Irish house prices returned in June to levels not seen since the credit-fuelLed peak of 2007, after data on Friday showed further rapid rises that experts have this time attributed to a dearth of supply rather than an overabundance of credit.

Prices have snapped back sharply since they started increasing a decade ago, four years after a bubble collapsed and cut values in half. They are now 123% above a trough reached in 2013 when Ireland was emerging from an international bailout, the Central Statistics Office said.

The central bank, which has since put in place some of the toughest curbs on mortgage lending in the euro zone, said in a Nov 2021 assessment that prices were around the level expected based on economic fundamentals such an income growth.

House prices have risen sharply since then, growing 14.1% year-on-year in June, down from 14.4% in May and cooling slightly for the third successive month. Month-on-month growth of 1.2% was the highest since late last year.

But the system remains "much safer" than previously, Goodbody Stockbrokers Chief Economist Dermot O'Leary said.

"The macro-prudential rules are a crucial distinguishing feature," he said, pointing to the curbs that limit mortgage lending to 3.5 times a borrower's gross income.

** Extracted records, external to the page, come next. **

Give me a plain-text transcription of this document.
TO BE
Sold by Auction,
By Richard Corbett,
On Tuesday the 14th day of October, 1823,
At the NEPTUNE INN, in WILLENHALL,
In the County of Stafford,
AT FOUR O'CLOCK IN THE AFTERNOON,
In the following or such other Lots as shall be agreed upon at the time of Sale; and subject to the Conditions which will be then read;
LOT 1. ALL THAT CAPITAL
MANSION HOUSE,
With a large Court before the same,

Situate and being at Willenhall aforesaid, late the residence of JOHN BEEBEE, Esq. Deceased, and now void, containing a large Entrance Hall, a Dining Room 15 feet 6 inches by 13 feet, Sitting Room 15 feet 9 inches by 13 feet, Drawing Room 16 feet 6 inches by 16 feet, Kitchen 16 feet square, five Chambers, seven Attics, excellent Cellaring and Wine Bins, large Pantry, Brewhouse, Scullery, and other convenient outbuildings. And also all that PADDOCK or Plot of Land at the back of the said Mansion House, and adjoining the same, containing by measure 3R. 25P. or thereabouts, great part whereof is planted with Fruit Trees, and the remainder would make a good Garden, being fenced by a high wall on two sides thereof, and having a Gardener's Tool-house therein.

Buyers also have to have a deposit of at least 10% compared to the 100% mortgages offered during the runaway Celtic Tiger economic boom that ended in the euro zone's costliest banking rescue.

Mortgage drawdowns, which ballooned to an unsustainable 40 billion euros in 2006, are growing at a far steadier rate and reached 10.5 billion euros last year. The country's much shrunken banking sector is also far better capitalised.

However purchasing a home remains out of reach for many.

While Ireland built too many homes in the wrong places in the 2000s, supply has since constantly fallen short of demand and rents have long passed their previous peak, limiting prospective buyers' ability to save a deposit.

Daft.ie, Ireland's main listings site for residential property, had just 716 homes available to rent for a population of 5.1 million people at the start of August.

"Just because the fundamentals support it, doesn't mean it's necessarily the healthy outcome or the outcome you'd want as a policymaker," said Ronan Lyons, an assistant economics professor at Trinity College Dublin who analyses the data for Daft.

"It is the case that for the supply we have, we've got the prices we have. It could be different if more homes had been built."